Os três amigos estavam mais calmos quando Jonas terminou de explicar. Então foi a vez de Marcia perguntar:

-- Mas porquê seus pais fariam isso com uma criança? Porque você não é do jeito que eles queriam?

O menino com muito cuidado se aproximou de Marcia, ele aparentava ter a mesma idade da menina pelo tamanho, e explicou mais uma vez:

-- Não sei se percebeu, mas nasci sem meus olhos. Nasci cego. O governo pega crianças assim e as tomam da família, mesmo sendo de escolhidos, e ninguém sabe o que eles fazem com elas. Acredito que meus pais me colocaram em uma panela e entregaram à sorte para que o mar me levasse num ato de desespero. Acho que assim, eles tinham certeza do nosso destino, mesmo sendo a morte.

-- E como você sabe tanta coisa e fala com tanta propriedade? Você foi a escola? -- Marcia não conseguia entender como um velho bizarro como Elias pudesse ensinar tantos modos a uma criança. Jonas tinha um vocabulário muito extenso para ter sido educado pelo pescador. Ao mesmo tempo, escola era permitida apenas pata filhos dos escolhidos.

-- Eles não aprenderam comigo! -- Resmungou Elias, que apareceu pelos lençóis velhos que cobriam a passagem para o quarto. -- Devo isso a sua mãe, e é por isso que eu estou me arriscando para te ajudar. Não faria isso para qualquer pessoa. Inclusive, vou avisá-la que chegaram bem. Já que as crianças estão acordadas e vocês devem estar com fome, elas arrumarão alguma comida enquanto eu preparo o barco, vamos sair antes do amanhecer.

Assim que o velho saiu da casa, surgiu delicadamente pelo lençol encardido uma menina que aparentava ter metade da idade de Jonas. Era uma criança de uns sete anos no máximo, mas não tinha uma de suas mãos completa e um de seus braços ia só até o cotovelo.

-- Juju, Elias pediu que preparemos algo para os três comerem. Acho que ainda tem peixe no isopor. -- Afirmou Jonas.

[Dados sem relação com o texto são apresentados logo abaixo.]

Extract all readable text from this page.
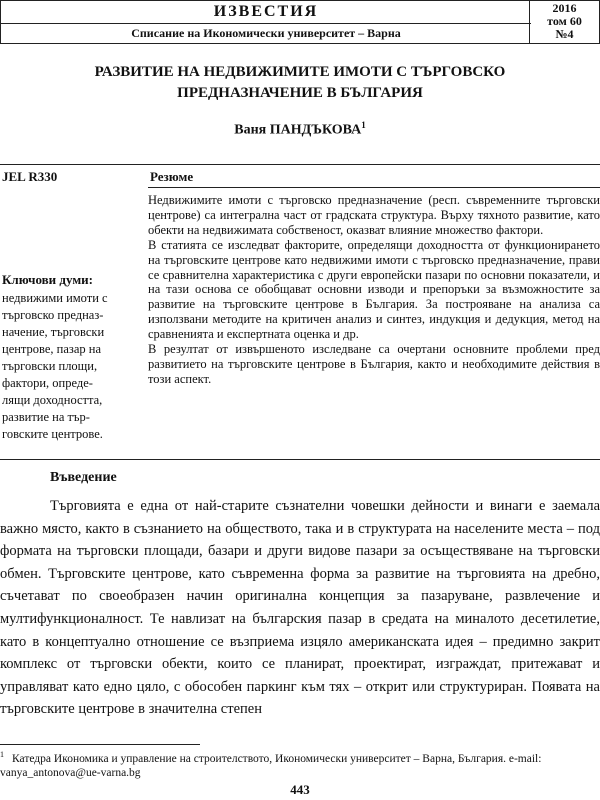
ИЗВЕСТИЯ
Списание на Икономически университет – Варна
2016
том 60
№4
РАЗВИТИЕ НА НЕДВИЖИМИТЕ ИМОТИ С ТЪРГОВСКО ПРЕДНАЗНАЧЕНИЕ В БЪЛГАРИЯ
Ваня ПАНДЪКОВА$^1$
JEL R330	Резюме
Ключови думи:
недвижими имоти с
търговско предназ-
начение, търговски
центрове, пазар на
търговски площи,
фактори, опреде-
лящи доходността,
развитие на тър-
говските центрове.

Недвижимите имоти с търговско предназначение (респ. съвременните търговски центрове) са интегрална част от градската структура. Върху тяхното развитие, като обекти на недвижимата собственост, оказват влияние множество фактори.

В статията се изследват факторите, определящи доходността от функционирането на търговските центрове като недвижими имоти с търговско предназначение, прави се сравнителна характеристика с други европейски пазари по основни показатели, и на тази основа се обобщават основни изводи и препоръки за възможностите за развитие на търговските центрове в България. За построяване на анализа са използвани методите на критичен анализ и синтез, индукция и дедукция, метод на сравненията и експертната оценка и др.

В резултат от извършеното изследване са очертани основните проблеми пред развитието на търговските центрове в България, както и необходимите действия в този аспект.

Въведение

Търговията е една от най-старите съзнателни човешки дейности и винаги е заемала важно място, както в съзнанието на обществото, така и в структурата на населените места – под формата на търговски площади, базари и други видове пазари за осъществяване на търговски обмен. Търговските центрове, като съвременна форма за развитие на търговията на дребно, съчетават по своеобразен начин оригинална концепция за пазаруване, развлечение и мултифункционалност. Те навлизат на българския пазар в средата на миналото десетилетие, като в концептуално отношение се възприема изцяло американската идея – предимно закрит комплекс от търговски обекти, които се планират, проектират, изграждат, притежават и управляват като едно цяло, с обособен паркинг към тях – открит или структуриран. Появата на търговските центрове в значителна степен

$^1$ Катедра Икономика и управление на строителството, Икономически университет – Варна, България. e-mail: vanya_antonova@ue-varna.bg
443
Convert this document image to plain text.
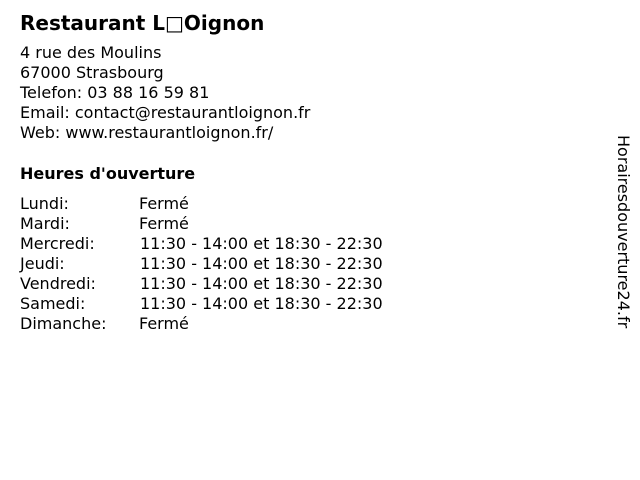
Restaurant L□Oignon
4 rue des Moulins
67000 Strasbourg
Telefon: 03 88 16 59 81
Email: contact@restaurantloignon.fr
Web: www.restaurantloignon.fr/
Heures d'ouverture
Lundi:	Fermé
Mardi:	Fermé
Mercredi:	11:30 - 14:00 et 18:30 - 22:30
Jeudi:	11:30 - 14:00 et 18:30 - 22:30
Vendredi:	11:30 - 14:00 et 18:30 - 22:30
Samedi:	11:30 - 14:00 et 18:30 - 22:30
Dimanche: Fermé	Horairesdouverture24.fr
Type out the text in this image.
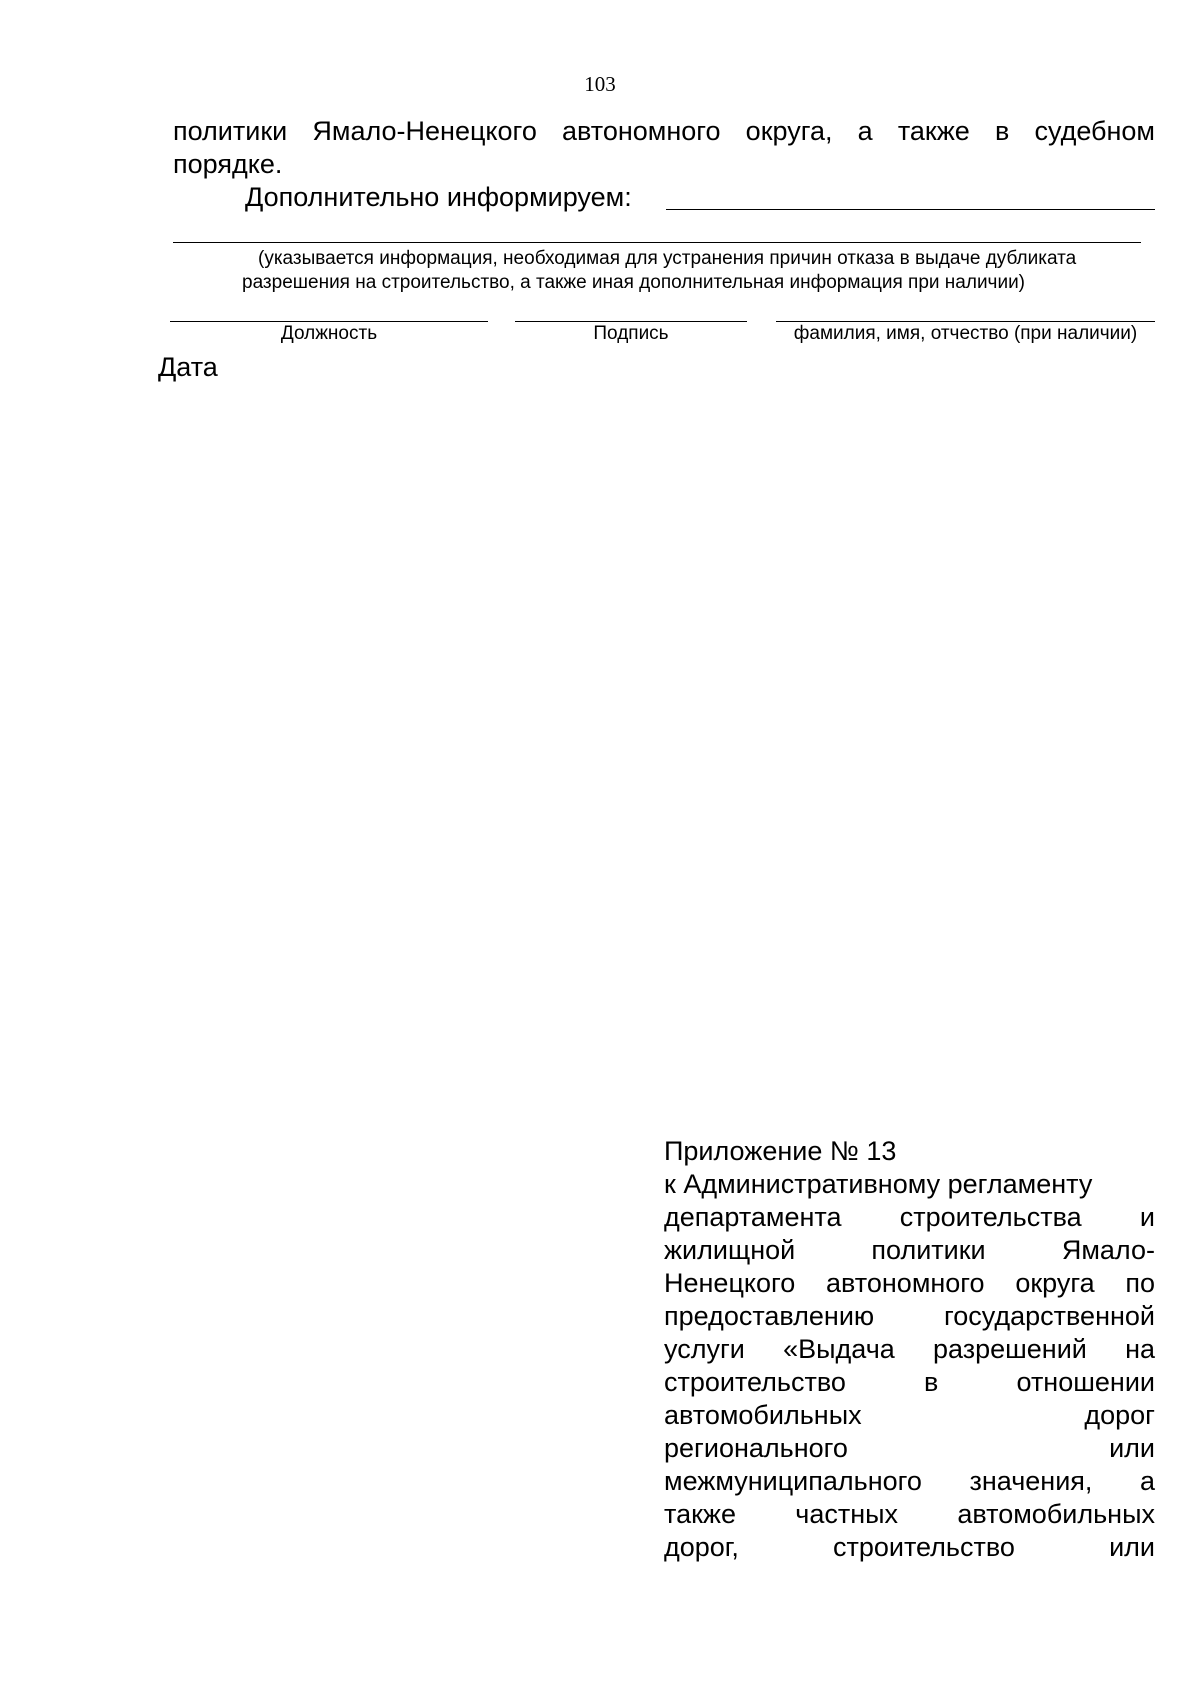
103
политики Ямало-Ненецкого автономного округа, а также в судебном
порядке.
Дополнительно информируем:
(указывается информация, необходимая для устранения причин отказа в выдаче дубликата
разрешения на строительство, а также иная дополнительная информация при наличии)
Должность	Подпись	фамилия, имя, отчество (при наличии)
Дата
Приложение № 13
к Административному регламенту
департамента строительства и
жилищной политики Ямало-
Ненецкого автономного округа по
предоставлению государственной
услуги «Выдача разрешений на
строительство в отношении
автомобильных дорог
регионального или
межмуниципального значения, а
также частных автомобильных
дорог, строительство или
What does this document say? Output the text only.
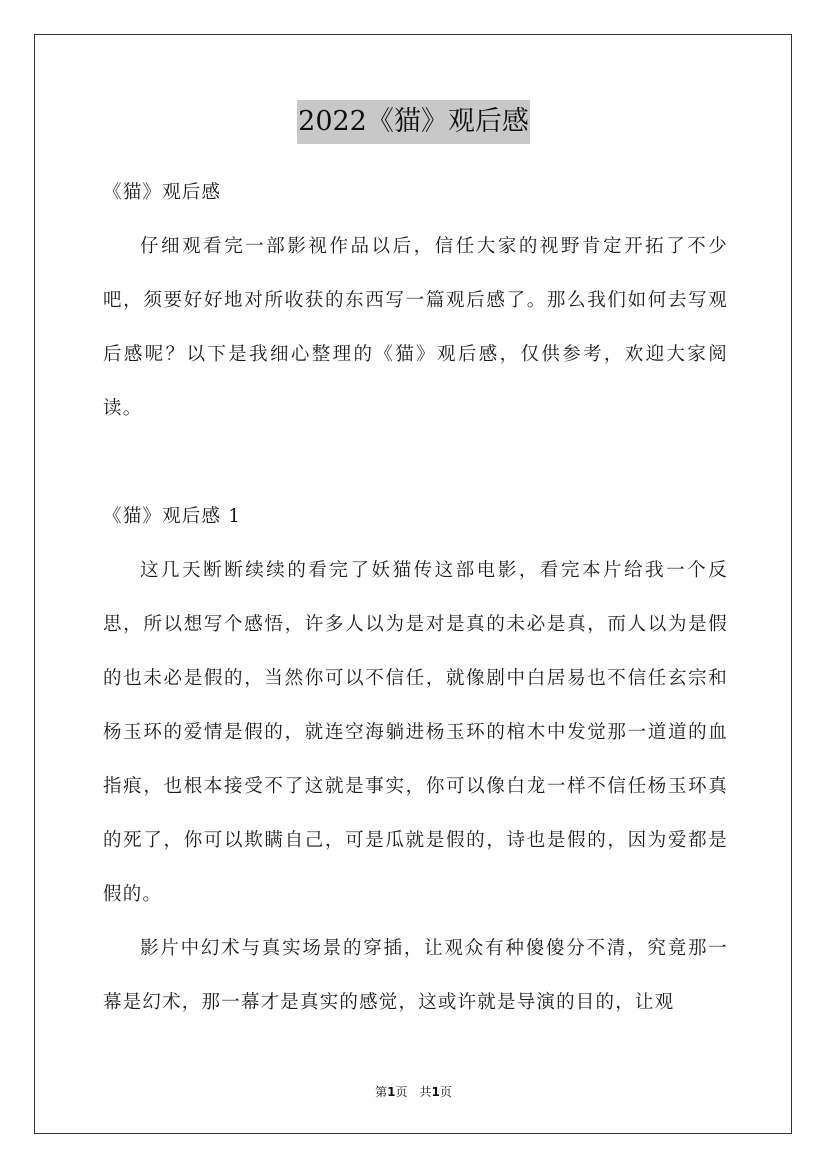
2022《猫》观后感

《猫》观后感

仔细观看完一部影视作品以后，信任大家的视野肯定开拓了不少吧，须要好好地对所收获的东西写一篇观后感了。那么我们如何去写观后感呢？以下是我细心整理的《猫》观后感，仅供参考，欢迎大家阅读。

《猫》观后感 1

这几天断断续续的看完了妖猫传这部电影，看完本片给我一个反思，所以想写个感悟，许多人以为是对是真的未必是真，而人以为是假的也未必是假的，当然你可以不信任，就像剧中白居易也不信任玄宗和杨玉环的爱情是假的，就连空海躺进杨玉环的棺木中发觉那一道道的血指痕，也根本接受不了这就是事实，你可以像白龙一样不信任杨玉环真的死了，你可以欺瞒自己，可是瓜就是假的，诗也是假的，因为爱都是假的。

影片中幻术与真实场景的穿插，让观众有种傻傻分不清，究竟那一幕是幻术，那一幕才是真实的感觉，这或许就是导演的目的，让观

第1页　共1页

-- Eu ouvi Jonas, não sou surda. -- A menina parecia de mal humor.

-- Desculpa gente, minha irmã não gosta de ser acordada. -- Jonas falou com um sorriso sem graça.

-- Não somos irmãos. -- Afirmou a menina pegando o peixe em uma caixa de isopor da maneira que ela conseguia, com o que deveriam ser suas mãos.

-- Alguém aqui se parece com Elias, pelo visto sua mãe não conseguiu ensinar as mesmas coisas para os dois Marcia. -- Afirmou Bruno.

-- Pelo visto tem alguém que não quer comer, não é? -- Afirmou Marcia em um tom de ironia.

-- Não, não! Me desculpe. Estou morrendo de fome. Bruno não sabia onde enfiar a cabeça de tanta vergonha.

Jonas acendeu o fogão com um fósforo e com as coordenadas que Juju dava empurrando seus braços. E então, ali os meninos tiveram uma aula de cooperação e trabalho em equipe. O que Juju não fazia, Bruno ajudava e vice versa. Enquanto isso, foram um a um tomar banho. As roupas estavam separadas em cima do colchão onde Juju e Jonas dormiam.

Eles comeram bem e no final da noite todos foram dormir encolhidos. Eles ficaram um do lado do outro em um colchão de casal estendido no chão, todos dormiram rapidamente.